PERFUME

Senin, 13 Desember 2010

Un Bois Vanille, Serge Lutens


It's amazing how, as I know the world of perfumes, it is evident that some creations are typical examples of how suitable is the unpredictable. The unpredictability of a perfume known as Un Bois Vanille, which gives a different tone to a note like vanilla, so commonplace in the perfume industry body, could only be accessible at least through the talents of an artist like Serge Lutens.He is, above all, a new aesthetic to the fragrance. The nature of beauty for beauty Serge Lutens is one that involves a kind of state of grace and is a way of building fragrance into a vision of art, nothing stereotyped. A fascinating revelation of aromas Lutensian developed, technically, the nose Christopher Sheldrake through the concepts of the master is a delight for any nose. This is because under a new attitude to face the perfume as a masterpiece, which can cause a lot of dissonance compared to perfumes "fast food" that are released. In Lutens this is a nonexistent word, not by being niche perfumes but that is not the style of its creator.An aesthetic look on his perfumery art brings me to the idea of an orchestra, symphony which is capable of generating different emotions, sometimes dramatic, sometimes comic, for example. Contemplating his work is thrilled with the chords and notes of the sensations they can cause unpredictable. Serge Lutens is a master of spices. The notes of your perfume will be governed so that the symphony will have a new olfactory interpretation to every nuance. So is the development of perfumes from Serge Lutens, a new paradigm, and soon after another. New aesthetic images which are founded by the strangeness, the discovery of new meanings, the denial of an alienated view of perfumes.Taking into account this new opportunity to see perfume as a genuine art, exemplified them that Un Bois Vanille Vanilla has the appeal of any other vanilla scent. The environment in which it develops, working with other notes, does not allow a paradigm of mass consumption such as vanilla, because the beauty Un Bois Vanille in which it is inserted is not the beauty of the woman who has to be sexy and wear, for this, a perfume that gives it a power only aphrodisiac, sensual, sexual.

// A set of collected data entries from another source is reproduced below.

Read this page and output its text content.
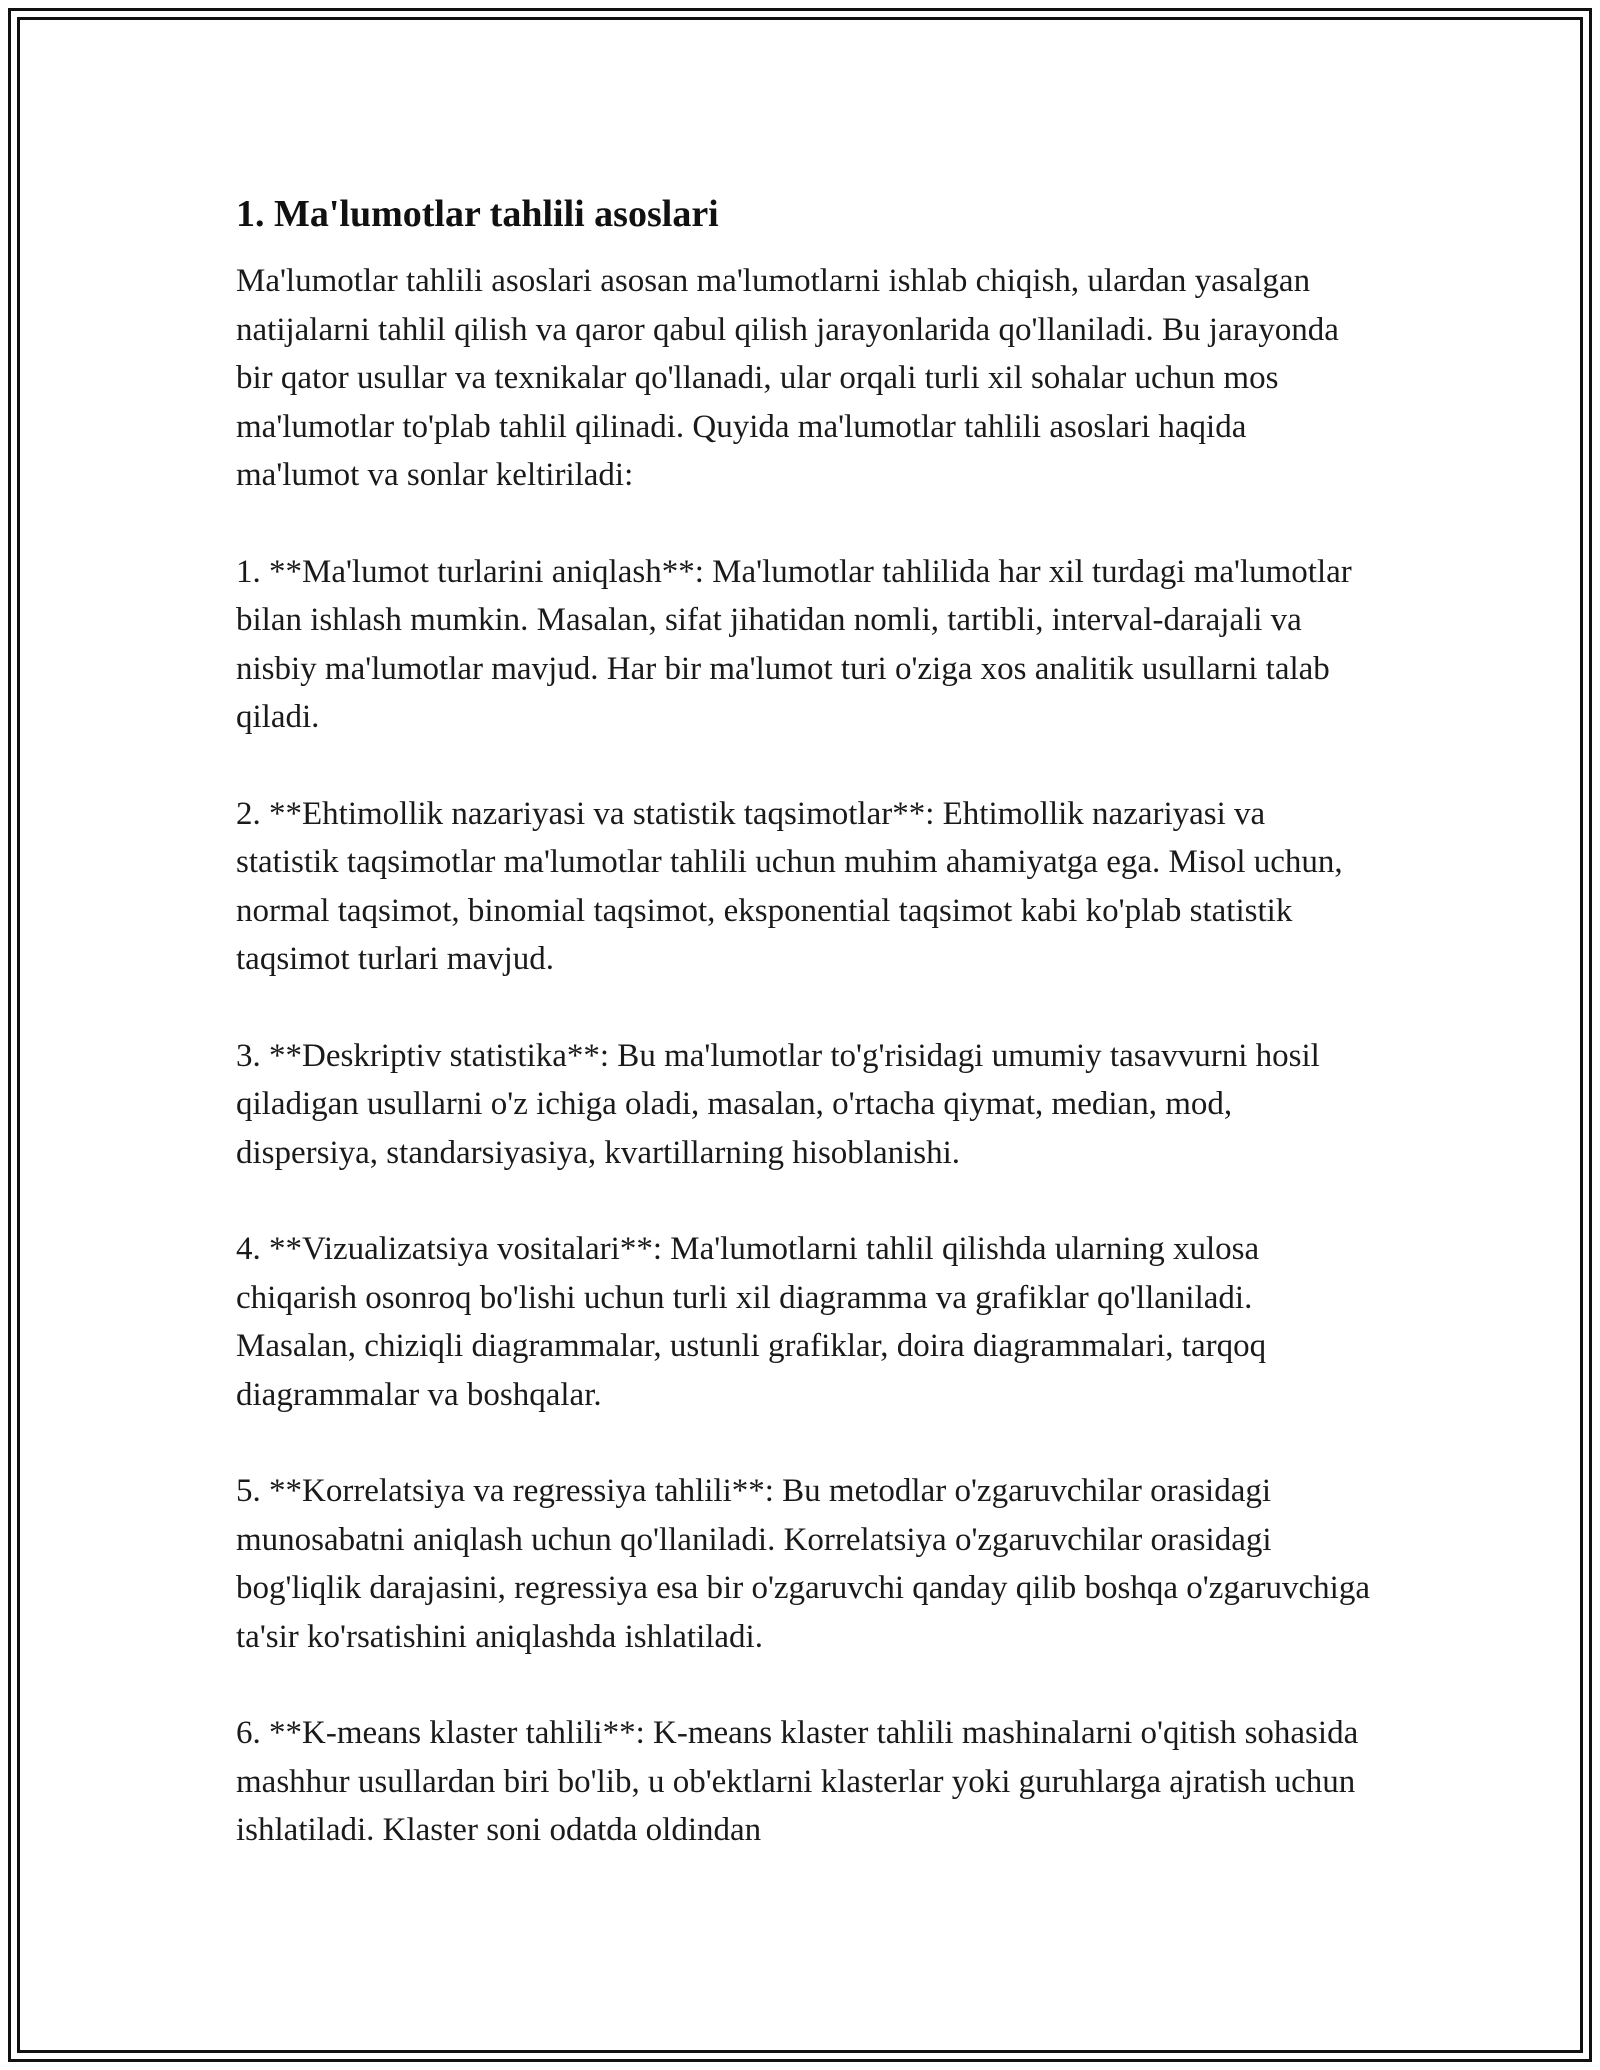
1. Ma'lumotlar tahlili asoslari

Ma'lumotlar tahlili asoslari asosan ma'lumotlarni ishlab chiqish, ulardan yasalgan natijalarni tahlil qilish va qaror qabul qilish jarayonlarida qo'llaniladi. Bu jarayonda bir qator usullar va texnikalar qo'llanadi, ular orqali turli xil sohalar uchun mos ma'lumotlar to'plab tahlil qilinadi. Quyida ma'lumotlar tahlili asoslari haqida ma'lumot va sonlar keltiriladi:

1. **Ma'lumot turlarini aniqlash**: Ma'lumotlar tahlilida har xil turdagi ma'lumotlar bilan ishlash mumkin. Masalan, sifat jihatidan nomli, tartibli, interval-darajali va nisbiy ma'lumotlar mavjud. Har bir ma'lumot turi o'ziga xos analitik usullarni talab qiladi.

2. **Ehtimollik nazariyasi va statistik taqsimotlar**: Ehtimollik nazariyasi va statistik taqsimotlar ma'lumotlar tahlili uchun muhim ahamiyatga ega. Misol uchun, normal taqsimot, binomial taqsimot, eksponential taqsimot kabi ko'plab statistik taqsimot turlari mavjud.

3. **Deskriptiv statistika**: Bu ma'lumotlar to'g'risidagi umumiy tasavvurni hosil qiladigan usullarni o'z ichiga oladi, masalan, o'rtacha qiymat, median, mod, dispersiya, standarsiyasiya, kvartillarning hisoblanishi.

4. **Vizualizatsiya vositalari**: Ma'lumotlarni tahlil qilishda ularning xulosa chiqarish osonroq bo'lishi uchun turli xil diagramma va grafiklar qo'llaniladi. Masalan, chiziqli diagrammalar, ustunli grafiklar, doira diagrammalari, tarqoq diagrammalar va boshqalar.

5. **Korrelatsiya va regressiya tahlili**: Bu metodlar o'zgaruvchilar orasidagi munosabatni aniqlash uchun qo'llaniladi. Korrelatsiya o'zgaruvchilar orasidagi bog'liqlik darajasini, regressiya esa bir o'zgaruvchi qanday qilib boshqa o'zgaruvchiga ta'sir ko'rsatishini aniqlashda ishlatiladi.

6. **K-means klaster tahlili**: K-means klaster tahlili mashinalarni o'qitish sohasida mashhur usullardan biri bo'lib, u ob'ektlarni klasterlar yoki guruhlarga ajratish uchun ishlatiladi. Klaster soni odatda oldindan
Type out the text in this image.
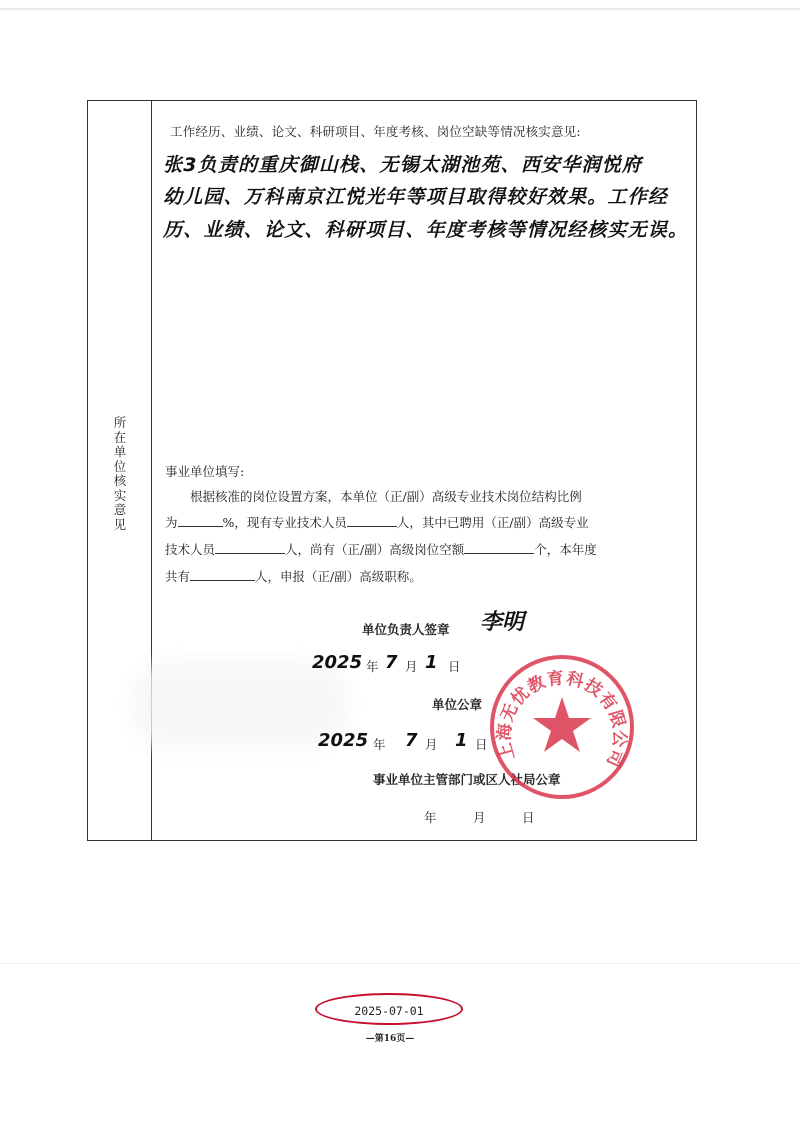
所在单位核实意见
工作经历、业绩、论文、科研项目、年度考核、岗位空缺等情况核实意见:
张3负责的重庆御山栈、无锡太湖池苑、西安华润悦府
幼儿园、万科南京江悦光年等项目取得较好效果。工作经
历、业绩、论文、科研项目、年度考核等情况经核实无误。
事业单位填写:
根据核准的岗位设置方案，本单位（正/副）高级专业技术岗位结构比例
为	%，现有专业技术人员	人，其中已聘用（正/副）高级专业
技术人员	人，尚有（正/副）高级岗位空额	个，本年度
共有	人，申报（正/副）高级职称。
单位负责人签章 李明
2025 年 7 月 1 日
单位公章
2025 年 7 月 1 日
事业单位主管部门或区人社局公章
年	月	日
上海无忧教育科技有限公司
2025-07-01
—第16页—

Definitely vanilla here does not serve women in a delicious course.





Hernán Cortés

The perfume was launched in 2003 and has notes of coconut milk, vanilla absolute Mexico, beeswax, caramelized benzoin, licorice, marzipan, gaiac wood, tonka, sandalwood. What gives the typical beauty Lutensian the fragrance is the action of these notes with dark vanilla absolute, which is the focus of this particular note "I love vanilla," making it so distinct. The opening notes open a more caramelized flavor and smooth vanilla liqueur that, creating an expectation very peculiar (and natural) on which type of vanilla is that of Serge Lutens, vanilla, whose inspiration comes from a type of Mexican drink made by Hernan Cortes Spanish conquistador expedition into the kingdom in Aztec Texcoco. The first chords are like a mix of a freshly prepared caramel, left the fire that is instantly added to a glass of liquor with a small amount of coconut milk. The start is quite sweet, the influence of dark and sweet root liquorice, marzipan and the benzoin. The skin heats up as fast as one dose of the drink had been taken in a single gulp to warm the body. The feeling is that the coconut milk to note is there, although not as clear as the marzipan, for example, which operates in perfume sending me a picture of an almond dipped in alcohol. Later, much later, comes forward as the vanilla notes of the drydown, which is the base of the fragrance, along with more watery and woody notes, featuring vanilla fragrance as an adult and more discreet. This process drydown lot longer than expected for a conventional perfume Un Bois Vanille name and, like everything that is unpredictable, vanilla is entitled to what they call vanille boisée in French. Roughly, a vanilla plant, which refers to fields of trees, so the perfume scent is much closer to nature with a vanilla that is impacted by the presence of wood notes of gaiac and especially the sandalwood, the more familiar my nose.An interesting development of notes, the result of an aesthetic that has this intention: To develop ideas through a world knowledge, as was the case of a Mexican vanilla and thereby convert these ideas into an inimitable fragrance as all true work of art. Must-see if you admire the eighth art, the Lutens.